Вообразите себе, наконец, вихрь скупости и жажды обогащения, скандальные перебранки и недостойную суетню, охватившую этих потерявших стыд дочерей, которые не оплакивают мать, а стремятся поскорее завладеть ее имуществом. Вот что творилось в нашем доме, когда тетки мои узнали, что госпожа де Трель оставила мне брильянт стоимостью в две тысячи франков — подарок одной из ее умерших подруг. Теткам пришлось вручить его духовнику матери, из рук которого я и должна была его получить. Этот брильянт приводил их в ярость, они не могли меня видеть.

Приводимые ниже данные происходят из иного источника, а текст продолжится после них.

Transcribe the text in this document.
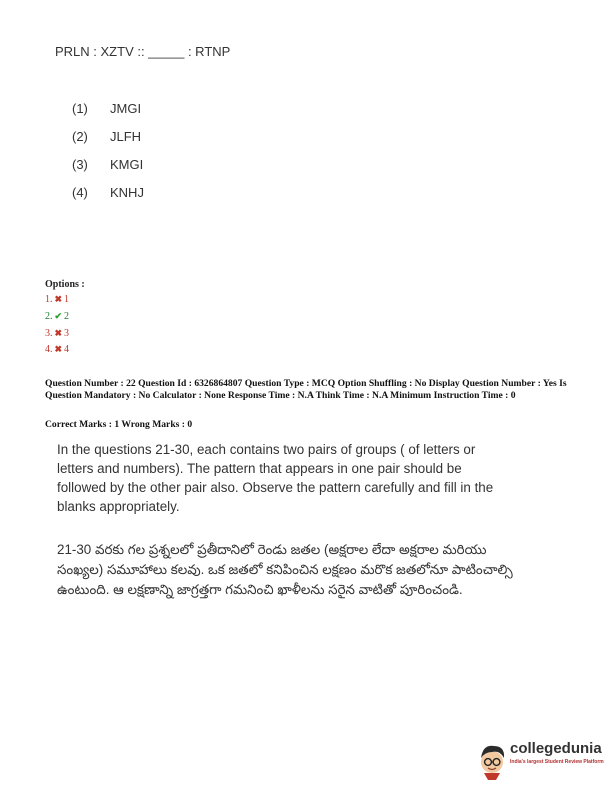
PRLN : XZTV :: _____ : RTNP
(1) JMGI
(2) JLFH
(3) KMGI
(4) KNHJ
Options :
1. ✖ 1
2. ✔ 2
3. ✖ 3
4. ✖ 4
Question Number : 22 Question Id : 6326864807 Question Type : MCQ Option Shuffling : No Display Question Number : Yes Is Question Mandatory : No Calculator : None Response Time : N.A Think Time : N.A Minimum Instruction Time : 0
Correct Marks : 1 Wrong Marks : 0
In the questions 21-30, each contains two pairs of groups ( of letters or letters and numbers). The pattern that appears in one pair should be followed by the other pair also. Observe the pattern carefully and fill in the blanks appropriately.
21-30 వరకు గల ప్రశ్నలలో ప్రతీదానిలో రెండు జతల (అక్షరాల లేదా అక్షరాల మరియు సంఖ్యల) సమూహాలు కలవు. ఒక జతలో కనిపించిన లక్షణం మరొక జతలోనూ పాటించాల్సి ఉంటుంది. ఆ లక్షణాన్ని జాగ్రత్తగా గమనించి ఖాళీలను సరైన వాటితో పూరించండి.
collegedunia
India's largest Student Review Platform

— Как! Возможно ли, что матушка любила нас меньше, чем эту девчонку? — возмущались они.— Не странно ли, что люди, руководившие ее совестью, не потрудились вразумить ее, внушить ей чувства, более согласные с естественными движениями души и с законом?

Легко понять, что «эта девчонка» старалась не попадаться им на глаза. Никогда не забуду четырех дней, проведенных рядом с моими тетками. Глаза мои не высыхали ни на минуту.

Поверите ли, Марианна, что до сих пор я не могу без содрогания вспомнить этот унылый дом, где никто со мной не считался, где я была такой одинокой среди множества людей, где видела одни лишь враждебные или равнодушные лица, совсем чужие, будто я никогда и не знала их. Такими они мне казались. Вообразите себе дальнюю каморку, куда меня поместили, где я пряталась от грубости и озлобления моих теток, откуда я не выходила из страха попасться им на глаза и дрожала при одном звуке их голоса.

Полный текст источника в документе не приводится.